July To-Do List
There really isn’t much to do in July. Here in zone 7, the tomatoes, squash and peppers are starting to come in. It’s really too hot to do much planting outdoors and pruning is too stressful on the plants. However, beans, corn and fast maturing squash can still go in the ground. July is really about observing, maintaining and thinking about fall.
- Start thinking about cool weather veggies like kale, lettuce, and other greens as well as carrots and some root vegetables. Make a wish list of what you’d like to eat fresh in the winter months and keep it on your fridge.
- It’s a good time to order seed potatoes.
- Plant fast maturing squash, melons, beans and corn if you live in zones 7 and plus.
- The bulb catalogs are coming out and some of them are give pretty steep discounts. None of us want to think about February and March while we’re lounging under the shade tree with a cold beverage but you’ll be glad you did when those first spring flowers come poking up out of the ground. Get your daffodils and tulips ordered now. Breck’s is my bulb company of choice right now, though I’m always looking around for other eye candy.

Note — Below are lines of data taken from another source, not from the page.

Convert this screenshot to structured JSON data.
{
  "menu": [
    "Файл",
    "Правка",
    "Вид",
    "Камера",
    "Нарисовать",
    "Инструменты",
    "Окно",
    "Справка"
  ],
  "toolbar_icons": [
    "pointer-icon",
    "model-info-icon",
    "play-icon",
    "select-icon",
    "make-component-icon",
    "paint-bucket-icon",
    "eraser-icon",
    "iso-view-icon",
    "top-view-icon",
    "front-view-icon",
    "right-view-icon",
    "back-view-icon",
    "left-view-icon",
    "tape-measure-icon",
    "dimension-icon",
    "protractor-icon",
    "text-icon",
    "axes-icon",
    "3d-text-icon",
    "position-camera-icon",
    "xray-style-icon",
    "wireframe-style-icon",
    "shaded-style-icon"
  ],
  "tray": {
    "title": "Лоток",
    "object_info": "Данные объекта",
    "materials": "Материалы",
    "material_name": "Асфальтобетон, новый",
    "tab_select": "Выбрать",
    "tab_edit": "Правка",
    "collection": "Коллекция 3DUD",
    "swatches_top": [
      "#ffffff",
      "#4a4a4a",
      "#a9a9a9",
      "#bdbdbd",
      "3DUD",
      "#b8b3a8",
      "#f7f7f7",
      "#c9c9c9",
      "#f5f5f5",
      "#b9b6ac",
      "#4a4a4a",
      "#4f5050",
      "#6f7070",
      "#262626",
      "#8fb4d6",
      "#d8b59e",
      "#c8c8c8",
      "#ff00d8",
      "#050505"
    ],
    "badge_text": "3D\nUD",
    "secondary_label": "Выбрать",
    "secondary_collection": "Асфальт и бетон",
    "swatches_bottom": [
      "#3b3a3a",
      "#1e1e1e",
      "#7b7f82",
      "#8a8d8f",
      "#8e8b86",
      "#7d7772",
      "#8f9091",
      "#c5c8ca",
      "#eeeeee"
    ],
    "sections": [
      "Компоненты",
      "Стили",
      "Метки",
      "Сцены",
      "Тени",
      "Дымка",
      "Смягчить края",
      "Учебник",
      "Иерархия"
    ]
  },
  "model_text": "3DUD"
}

- Keep an eye on your plants for caterpillars and other bugs that might do serious damage to your garden and remove what you can.
- Read a new gardening book. I’m waiting on a book on landscaping with native plants by Judith Phillips. She’s a local garden designer and expert on using plants that are appropriate for the Southwest.
- Try new recipes for your fresh veggies. Really. You need to figure out what to do with all that zucchini.
- Sit in your garden and watch. Keep a little diary of what’s working and what needs to change for next year.
- Even though it’s hot, don’t overwater your trees and perennials. Once every 10 days is still fine. They’ll be forced to develop a sturdier root system.
- Put a bird bath or small fountain in your garden. Having a water source nearby will keep the birds from devouring your fruits and juicy tomatoes. Its also fun to watch them splash around and stay cool.
- If you haven’t already done it, mulch! We have bark everywhere we have plants right now but are going to be removing the bark around the veggies and replacing it with straw. Mulch will keep the roots cooler and slow down evaporation so that water stays where it needs to be.